Smugglers' Bazaar II


Smugglers' Bazaar
PESHAWAR, Pakistan
January 20, 2011

Emma and I went out to the Smugglers' Bazaar yesterday afternoon. It was her first time browsing through the stalls offering products looted from NATO shipments. As with last month, I concentrated my purchases mostly on American junk food:


David Inspects Boots
and Gas Mask

This time I paid more attention to the materiel on offer. I paid 65 rupees for a thermal infusor that plugs into an electrical socket to boil up a cup of water. That could be useful for making tea somewhere further down the road on this trip.

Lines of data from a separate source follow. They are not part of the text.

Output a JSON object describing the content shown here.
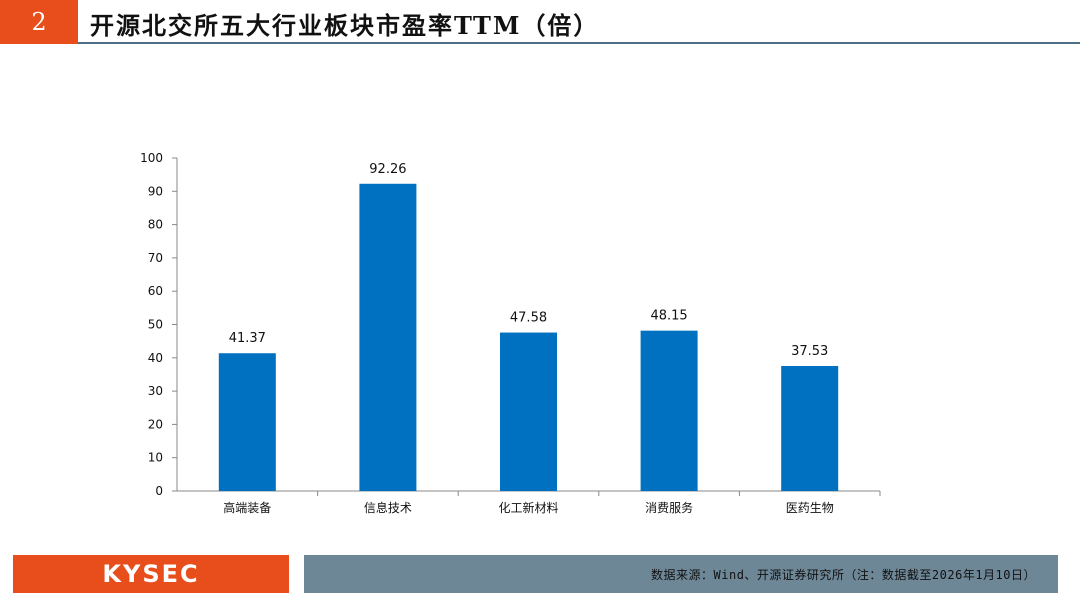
{
  "header": {
    "number": "2",
    "title": "开源北交所五大行业板块市盈率TTM（倍）"
  },
  "colors": {
    "accent": "#e84e1b",
    "bar": "#0070c0",
    "source_bar": "#6e8797"
  },
  "chart_data": {
    "type": "bar",
    "title": "",
    "xlabel": "",
    "ylabel": "",
    "categories": [
      "高端装备",
      "信息技术",
      "化工新材料",
      "消费服务",
      "医药生物"
    ],
    "values": [
      41.37,
      92.26,
      47.58,
      48.15,
      37.53
    ],
    "value_labels": [
      "41.37",
      "92.26",
      "47.58",
      "48.15",
      "37.53"
    ],
    "ylim": [
      0,
      100
    ],
    "yticks": [
      "0",
      "10",
      "20",
      "30",
      "40",
      "50",
      "60",
      "70",
      "80",
      "90",
      "100"
    ],
    "grid": false,
    "legend": "none"
  },
  "footer": {
    "logo_text": "KYSEC",
    "source": "数据来源：Wind、开源证券研究所（注：数据截至2026年1月10日）"
  }
}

Lying in front of another stall, one cardboard box among many held file folders of personnel information. The few folders I flipped through didn't look like terribly high-level information. The name of a (presumably) deployed soldier was written on each folder's tab. Inside were forms: lists checking off which gear had been issued to that particular soldier and other boring paperwork.

I was more intrigued by a folding chart and glossy color publication, the "Counter-Sniper Pocket Guide". I paid ten rupees for the fold-up manual. It's largest type proclaimed:

Do not forget that the best way to stop the SNIPER is to KILL THE SNIPER!

Let them escape and they will attack someone else, somewhere else.

But for the subject matter, each section of the leaflet could have been drawn from a corporate business presentation. Next to the large type was a flow chart of words in circles feeding into each other ending in an arrow that looped back to the first circle:

Observe => Orient => Decide => Act ↵


Slice the Pie. Kill the Sniper!
A small patch underneath the heading "REPORTING" was kept blank except for six ruled lines, each terminating in the acronym "S.A.L.U.T.E.": S-Size, A-Activity, L-Location, U-Unit/Uniform, T-Time and Date, E-Equipment

Under the heading "Locating Sniper Positions 'Slice the Pie'" were diagrams of circles and triangles with semi-shaded areas that looked more like expense graphs than instructions for an infantryman.

After we'd each loaded up on ample booty, Emma and I hopped on a city bus to Islamia College to meet Irina after her Pashto class. The three of us finished our evening by educating ourselves in the art of the counter-snipe--followed by a bowl of peach-flavored tobacco at a nearby shishah lounge.